Das Bundesverwaltungsgericht beschließt durch die Richterin MMag. Angelika PENNITZ als Einzelrichterin über die Beschwerde des XXXX, geboren am 21.06.1970, Staatsangehörigkeit: ungeklärt, vertreten durch XXXX, gegen den Bescheid des Bundesamtes für Fremdenwesen und Asyl vom 02.10.2017, Zahl XXXX, betreffend Rückkehrentscheidung und Einreiseverbot:

A) In Erledigung der Beschwerde wird der bekämpfte Bescheid zur Gänze aufgehoben und die Angelegenheit gemäß § 28 Abs. 3 VwGVG zur Erlassung eines neuen Bescheides an das Bundesamt für Fremdenwesen und Asyl zurückverwiesen.

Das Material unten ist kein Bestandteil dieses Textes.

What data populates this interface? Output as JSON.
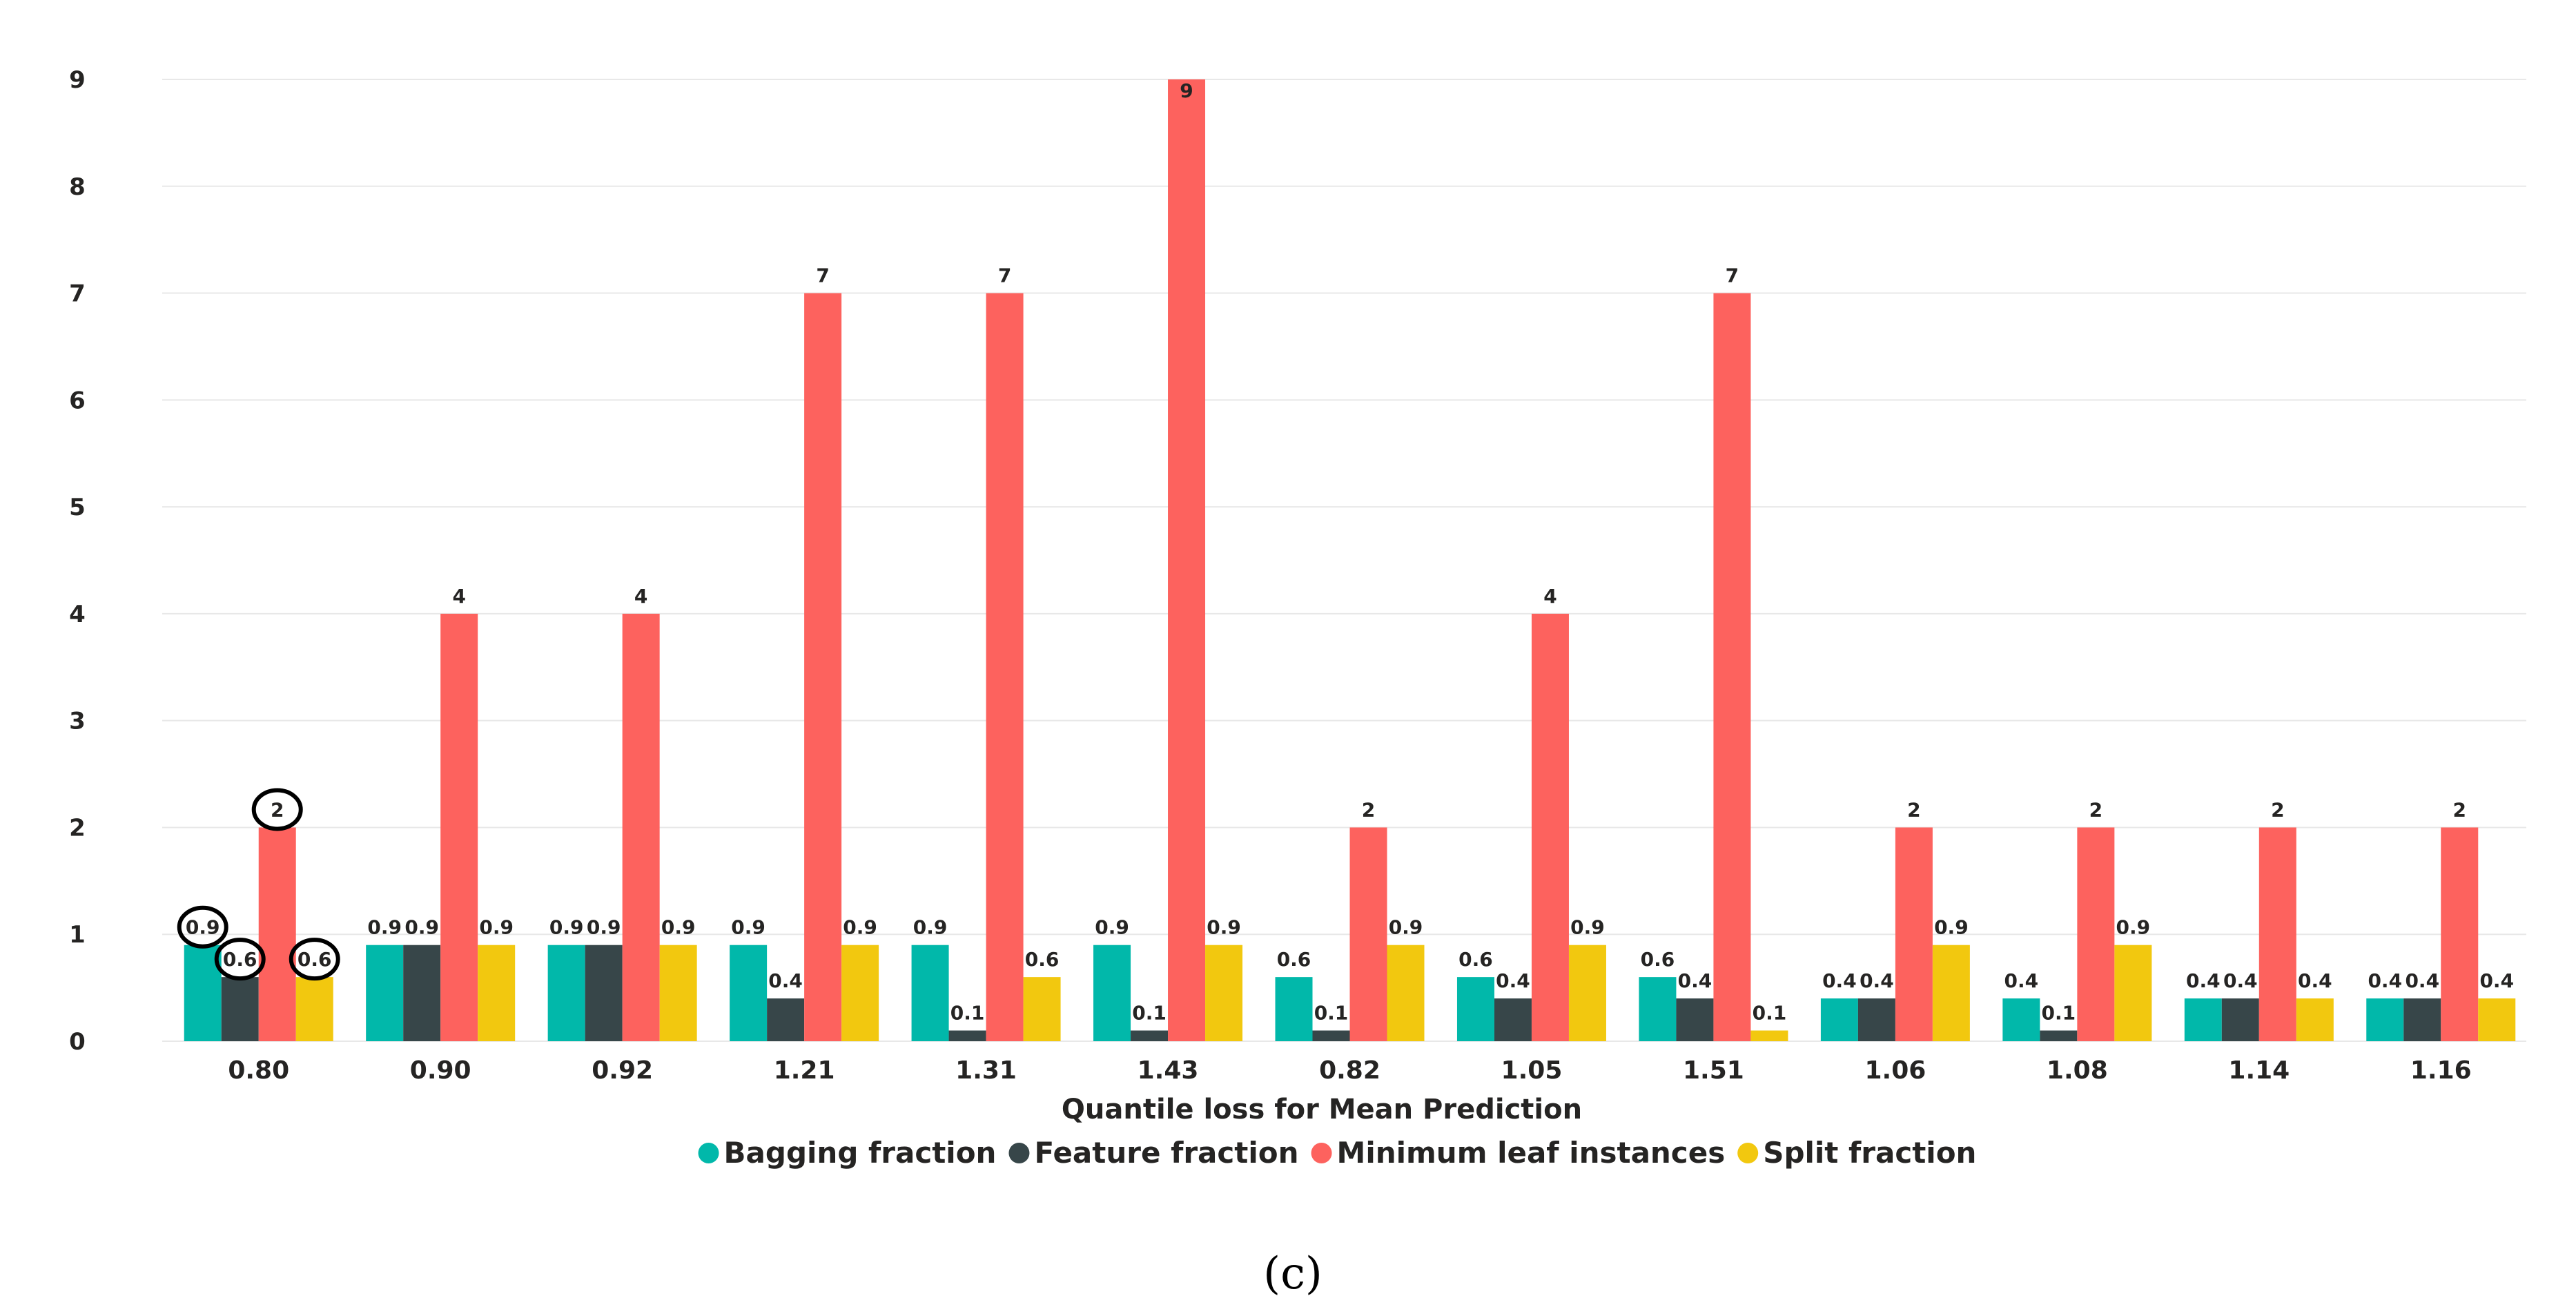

B) Die Revision ist gemäß Art 133 Abs. 4 B-VG nicht zulässig.

Text

ENTSCHEIDUNGSGRÜNDE:

I. Verfahrensgang und Sachverhalt:

1. Mit dem angefochtenen Bescheid des Bundesamtes für Fremdenwesen und Asyl vom 02.10.2017 wurde dem Beschwerdeführer ein Aufenthaltstitel aus berücksichtigungswürdigen Gründen gemäß § 57 AsylG 2005 nicht erteilt und gegen den Beschwerdeführer gemäß § 10 Abs. 2 AsylG iVm. § 9 BFA-VG eine Rückkehrentscheidung gemäß § 52 Abs. 1 Z 1 FPG erlassen (Spruchpunkt I.). Gemäß § 52 Abs. 9 FPG wurde festgestellt, dass die Abschiebung des Beschwerdeführers gemäß § 46 FPG in den Kosovo zulässig ist (Spruchpunkt II.). Einer Beschwerde gegen die Rückkehrentscheidung wurde gemäß § 18 Abs. 2 Z 1 BFA-VG die aufschiebende Wirkung aberkannt und dem Beschwerdeführer gemäß § 55 Abs. 4 FPG eine Frist zur freiwilligen Ausreise nicht gewährt (Spruchpunkt III.). Darüber hinaus wurde gegen den Beschwerdeführer gemäß § 53 Abs. 1 iVm. Abs. 3 Z 1 FPG ein auf die Dauer von zehn Jahren befristetes Einreiseverbot erlassen (Spruchpunkt IV.). Begründend wurde festgestellt, dass der Beschwerdeführer bereits vier erfolglose Asylanträge beginnend ab 1990 gestellt habe, sich seit über 27 Jahren im Bundesgebiet aufhalte, er lange als staatenlos geführt worden und daher faktisch nicht habe abgeschoben werden können und der Beschwerdeführer im Bundesgebiet bereits zehn Mal rechtskräftig strafgerichtlich verurteilt worden sei. Die Identität des Beschwerdeführers stehe aufgrund der Zustimmung zur Ausstellung eines Heimreisezertifikates durch die kosovarische Botschaft fest. Weiters wurden die aus dem Strafregister des Beschwerdeführers ersichtlichen strafgerichtlichen Verurteilungen angeführt. Dieses Verhalten weise auf eine äußerst geringe Wertschätzung der österreichischen Rechtsvorschriften hin. Der Beschwerdeführer sei immer wieder wegen Eigentums- und Suchtgiftdelikten verurteilt worden. Durch sein gezeigtes Verhalten und nach Abwägung der vorliegenden Aktenlage würde der Beschwerdeführer daher eine Gefahr für die öffentliche Ordnung und Sicherheit darstellen, sodass seien persönlichen Interessen an einem Verbleib im Bundesgebiet zurückzutreten hätten.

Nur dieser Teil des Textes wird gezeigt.